Hugh Humphrey

Count CEO Hugh Humphrey has backed the benefits of revenue-based licensees fees as the company’s wealth segment posts revenue growth outside of its equity stakes.

Posting its FY23 results to the ASX on Wednesday morning, Count reported a 17 per cent increase in its wealth division revenue to $18 million and earnings before interest, taxes, and amortisation (EBITDA) increased 24 per cent to $2.6 million.

“That’s fully loaded revenue from the AFSLs, costs associated from running the AFSL and profits generated from the AFSLs,” Humphrey tells Professional Planner.

“That’s a standout result, across the industry. I doubt that you’d have seen anyone produce a better result.”

The results come as the largest players, AMP and Insignia, struggle to get their licensee businesses to profitability, posting $25 million and $36 million losses, respectively, in their advice divisions.

Count’s overall net profit after tax was $7.49 million, up from $7.37 million in FY22.

Count holds equity stakes in accounting and advice practices, but reports its equity stake profits in its accounting division, which means the wealth division financials strictly cover revenue and profit of its AFSLs.

“To keep it simple, accounting is our equity partnerships, but strictly speaking it does include contributions from our equity in our financial businesses there; and wealth is just the AFSL,” Humphrey says.

The advice network, acquired from Commonwealth Bank, had to transition to a model that isn’t dependent on grandfathered revenue.

“Unlike a lot of competitors in the industry that might have an advisory business associated to a larger platform and product manufacturing organisation, we’re not, so that business needs to operate profitably on a standalone basis,” Humphrey says.

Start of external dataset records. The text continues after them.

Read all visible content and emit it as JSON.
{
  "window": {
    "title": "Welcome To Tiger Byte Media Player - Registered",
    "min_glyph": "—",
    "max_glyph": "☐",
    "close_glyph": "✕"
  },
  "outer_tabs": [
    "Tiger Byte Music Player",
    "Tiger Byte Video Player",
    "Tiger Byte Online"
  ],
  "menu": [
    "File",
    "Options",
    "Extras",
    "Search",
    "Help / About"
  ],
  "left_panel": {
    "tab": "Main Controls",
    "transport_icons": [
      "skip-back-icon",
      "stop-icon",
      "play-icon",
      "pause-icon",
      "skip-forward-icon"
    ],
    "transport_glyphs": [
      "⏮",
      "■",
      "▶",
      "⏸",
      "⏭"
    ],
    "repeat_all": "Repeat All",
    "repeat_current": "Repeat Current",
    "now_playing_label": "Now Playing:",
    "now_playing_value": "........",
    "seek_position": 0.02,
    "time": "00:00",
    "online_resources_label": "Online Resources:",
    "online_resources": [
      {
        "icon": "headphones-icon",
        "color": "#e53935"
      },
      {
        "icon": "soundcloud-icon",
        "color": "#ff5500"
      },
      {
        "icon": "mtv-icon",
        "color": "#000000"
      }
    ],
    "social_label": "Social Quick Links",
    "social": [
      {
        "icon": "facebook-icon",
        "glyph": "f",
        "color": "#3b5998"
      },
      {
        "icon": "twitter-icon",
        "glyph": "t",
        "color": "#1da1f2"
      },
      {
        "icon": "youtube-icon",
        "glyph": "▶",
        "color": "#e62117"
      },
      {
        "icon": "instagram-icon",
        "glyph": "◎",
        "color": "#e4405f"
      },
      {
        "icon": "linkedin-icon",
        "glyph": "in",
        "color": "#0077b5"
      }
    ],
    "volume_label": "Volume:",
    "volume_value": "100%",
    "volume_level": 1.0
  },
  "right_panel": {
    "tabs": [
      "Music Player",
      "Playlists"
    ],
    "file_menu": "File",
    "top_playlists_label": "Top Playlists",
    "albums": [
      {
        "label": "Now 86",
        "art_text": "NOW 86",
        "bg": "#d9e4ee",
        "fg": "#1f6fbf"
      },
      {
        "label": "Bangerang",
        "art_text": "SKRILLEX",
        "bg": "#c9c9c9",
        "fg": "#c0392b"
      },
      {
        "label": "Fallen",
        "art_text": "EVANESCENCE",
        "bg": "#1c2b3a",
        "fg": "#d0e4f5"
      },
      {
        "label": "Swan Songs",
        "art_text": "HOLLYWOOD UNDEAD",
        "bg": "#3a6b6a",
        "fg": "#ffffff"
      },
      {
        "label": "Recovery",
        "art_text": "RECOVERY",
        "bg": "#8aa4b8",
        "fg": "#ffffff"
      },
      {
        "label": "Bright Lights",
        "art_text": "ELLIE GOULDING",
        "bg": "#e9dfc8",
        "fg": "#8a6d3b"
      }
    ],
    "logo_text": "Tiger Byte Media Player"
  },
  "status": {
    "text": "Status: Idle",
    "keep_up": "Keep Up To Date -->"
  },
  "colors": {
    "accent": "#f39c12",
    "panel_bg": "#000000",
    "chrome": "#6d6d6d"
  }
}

Count’s licensee fees work on a base fee plus revenue-share model, which Humphrey says keeps the growth interests of the practices aligned with the licensee and is heavily utilised by other AFSLs.

Count doubled its market share of financial advisers in FY23, largely due to the acquisition of Affinia Financial Advisers from TAL which added 115 advisers, increasing numbers from 278 to 379.

The number of clients served grew from 16,716 to 17,721, accounting for $16.8 billion in funds under advice.